Leading panoramic painter in Paris after 1800 was Pierre Prévost (1764-1823). Among his students were two artists, whose works National Museum recently bought – Étienne Bouhot (1780-1862) and Charles-Marie Bouton (1781-1853). Both were up carried names in their contemporaries, but today they undeserved ended up in oblivion. From the 1808 Saloon, Bouhot put out works, mainly city views from Paris. These show a new look for the city. Remaining are the pictures of paradise buildings, but from an unusual angle or with an unexpected perspective. Port vault was often used to stage well-known monuments. There is also space for the little world, back yards with wagon house and nooks. It is this sense of everyday life that Bouhot has captured in its image of an unknown Paris street. The rendering of details is meticulous as well as light and shadow games. The illusory effect and high attendance are reinforced by the characters. The people contribute to the depths, but are also part of a social context. They act at different levels like actors on a stage.

Interior of the church of Saint Thibault in Burgundy
Étienne Bouhot became very popular with contemporary collectors of the time such as the Duke of Orleans, the future King Louis Philippe I. This had been nagging to two paintings by Bouhot, and by the grateful artist, the Duke had also received the drawn sketch of the National Museum’s recently acquired painting, performed in 1823 . This was the same year that Bouhot lost his son, which meant that the artist eventually returned to his hometown Burgundy and the town of Semur-en-Auxois. Nearby is the small community of Saint-Thibault with its old Gothic parish church. It was originally thought to have a cathedral’s proportions, but of this only became a torso. The church received early status of a national historical monument and was later restored by the architect Eugène Viollet-le-Duc. On Bouhot’s painting, which the National Museum recently acquired, we see the decay before the style restoration. The interior is not considered to be a completely correct reproduction of the historical building and testifies to the ghost of the time. It is also a slightly absurd report of the state of affairs after the destruction of the French Revolution. The vault with outer roof is about to collapse and the priest still stands quiet and talks with his parishioners. The blue sky as well as the light filterd through the broken window contributes to the suggestive character of the image.

Play with light and space
Even in Charles-Marie Bouton The first supper in the crypt of the church of St Roch in Paris occurs with light and space, but of more complex nature. In the church’s middle center in the left half of the hall there is a trade fair with confirmation. In the neighboring smaller rooms, parishioners devote themselves to individual devotion while Louis Pierre Deseine’s sculpture group in the foundation reproduces the burial of Christ. These different spatial relationships and different degrees of reality are achieved through a suggestive light treatment, which in turn is the result of over light from different shaped windows. There is not only one perspective but several, which together give a secretive character to the church room. Not surprisingly, therefore, Charles-Marie Bouton, together with Louis Daguerre inventor of dioramat, was a development of panorama, but with the addition of light to create illusion of motion.

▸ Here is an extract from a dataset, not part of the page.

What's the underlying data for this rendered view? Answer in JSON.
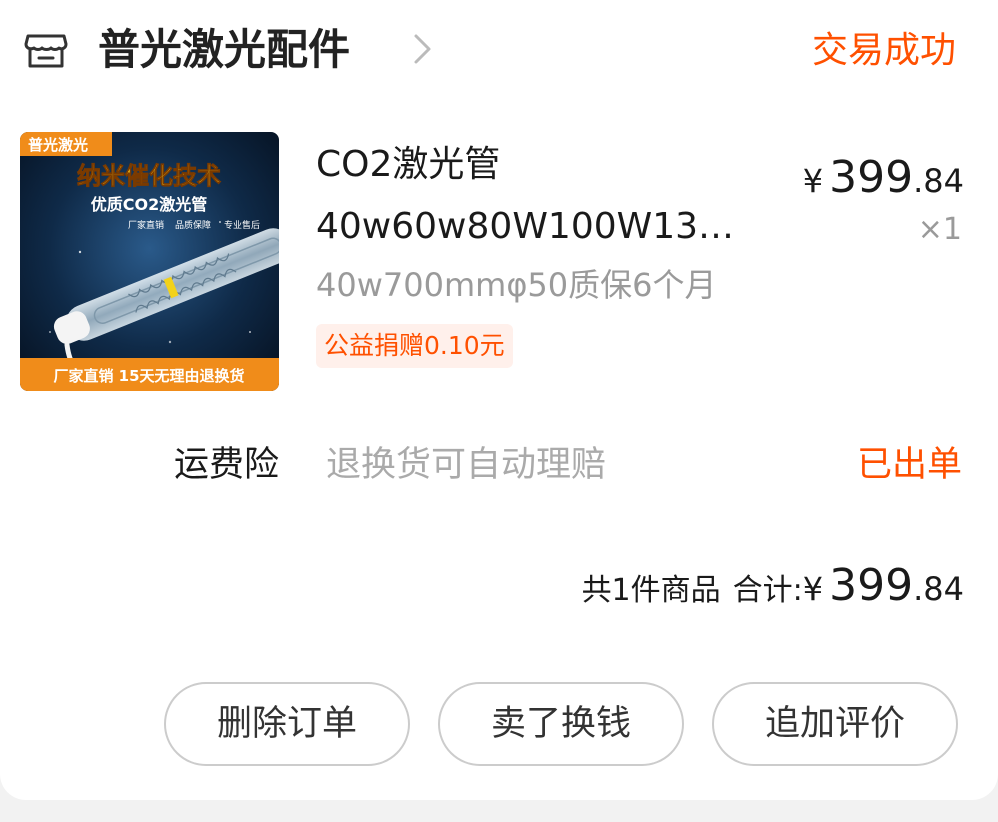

The three paintings make it possible for the National Museum to present a phenomenon in the visual arts that had a huge impact on the continued development of the entire visual culture with the invention of the photograph as a starting shot.

The acquisitions have been made possible through a generous contribution from Hedda and N.D. Qvists memorial fund. Nationalmuseum has no government funds to acquire artisan art and art without the collections enriched by gifts and private foundation and funds.